Incontrare la scrittrice Edith Bruck è un’esperienza che non si dimentica: attraverso le sue parole rivivono i giorni tragici nei campi di concentramento.
Edith Bruck è stata recentemente ospite di un liceo romano, il Dante Alighieri, per raccontare agli studenti la sua drammatica esperienza da reclusa nei campi di concentramento durante la Seconda Guerra Mondiale.
Un’adolescenza sottratta
Ultima di sei fratelli, sin da piccola Edith è stata abituata a vivere nella povertà - essendo la sua famiglia molto numerosa - ma soprattutto con l’emarginazione: con l’emanazione delle leggi razziali, anche coloro che considerava suoi amici hanno iniziato a comportarsi in maniera aggressiva, discriminandola mediante dispetti e atti di violenza.
Dopo questo breve accenno alla sua infanzia, la Bruck con evidente difficoltà ha iniziato a raccontare la terrificante esperienza della deportazione. “Purtroppo per la millesima volta devo raccontare la stessa cosa, ma è sempre un po’ diverso” ha esordito. Con visibile dolore e malinconia, la scrittrice ci ha parlato di come, nella primavera del ’44, in seguito alla Pasqua ebraica, lei e la sua famiglia furono trasportati nel vagone di un treno regolare, sino alla capitale, nel ghetto ebraico. Edith era molto confusa, non sapeva cosa stesse succedendo, ma sospetta ancora oggi che, dati i suoi tredici anni, la sua famiglia l’avesse tenuta all’oscuro: “Secondo me, i miei genitori sapevano qualcosa; li sentivo spesso sussurrare di nascosto”. Nel giro di pochi giorni Edith e la sua famiglia furono deportati ad Auschwitz.
“Raggi di luce nel buio”
Durante il suo racconto, la Bruck si è focalizzata in particolare su alcuni episodi dai quali è emerso che anche nelle circostanze più ostili c’è sempre, nascosto, qualcosa di buono.
Il primo episodio riguarda l’atroce separazione da sua madre, argomento che dopo anni ancora la commuove. Scaraventata giù dal treno, la famiglia della Bruck si è ritrovata davanti ad un esercito di SS pronto ad un’angosciosa e inaspettata selezione. “In un batter d’occhio uomini e donne furono separati; io fui mandata con mia madre a sinistra. E ancora destra, sinistra, destra e sinistra, ma nessuno sapeva a cosa portassero l’una e l’altra. Oggi so che la destra era lavoro, la sinistra crematorio. Loro giudicavano a vista, non domandavano né nome né età. La mia sorte fu decisa da un tedesco, che si chinò su di me e mi disse di andare a destra, sussurrando. Mia madre mi urlò di obbedire, ma io non volevo”. È a queste parole che Edith si è lasciata trasportare dalle emozioni legate a questo ricordo, cominciando a piangere. “Mi aggrappai alla carne di mia madre come una selvaggia, una leonessa; e lei si inginocchiò pregando il tedesco di lasciarmi lì, io, la più piccola dei suoi figli. Il soldato non sapeva più cosa fare, nessuno capiva che in realtà voleva solo salvarmi. Prese il fucile e con il calcio di questo mi colpì l’orecchio e poi abbatté mia madre; lei cadde a terra, e io non la vidi mai più. Mi strapparono da lei e piangendo fui portata da mia sorella a destra, salva”. Un soldato nazista, dunque, inaspettatamente, si oppose alla morte di una bambina.

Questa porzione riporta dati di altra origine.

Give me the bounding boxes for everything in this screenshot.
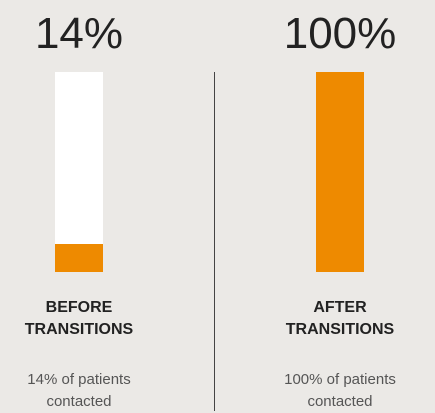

Dopo aver descritto la vita ad Auschwitz e dopo aver parlato della successiva deportazione nel campo di Dachau, Edith si è focalizzata su un altro particolare episodio. “Il cuoco del campo mi domandò quale fosse il mio nome. Dovete capire che dopo che si è stati chiamati per mesi 11552 è difficile comprendere quella domanda: significa che sei vivo, e sei un essere umano. E questo cuoco mi regalò un pettine che aveva nel suo taschino dicendomi di avere una figliola piccola come me. Questi sono proprio miracoli”.
Cosa ci è rimasto?
Con la sua testimonianza Edith Bruck ci ha insegnato che veramente la speranza è l’ultima a morire; ognuno di noi ha capito che ogni esperienza negativa può sempre lasciare qualche impronta positiva.
Un’esperienza incredibile che solo la scuola poteva offrirci; un modo alternativo per studiare leggendo i fatti direttamente dagli occhi di chi li ha vissuti.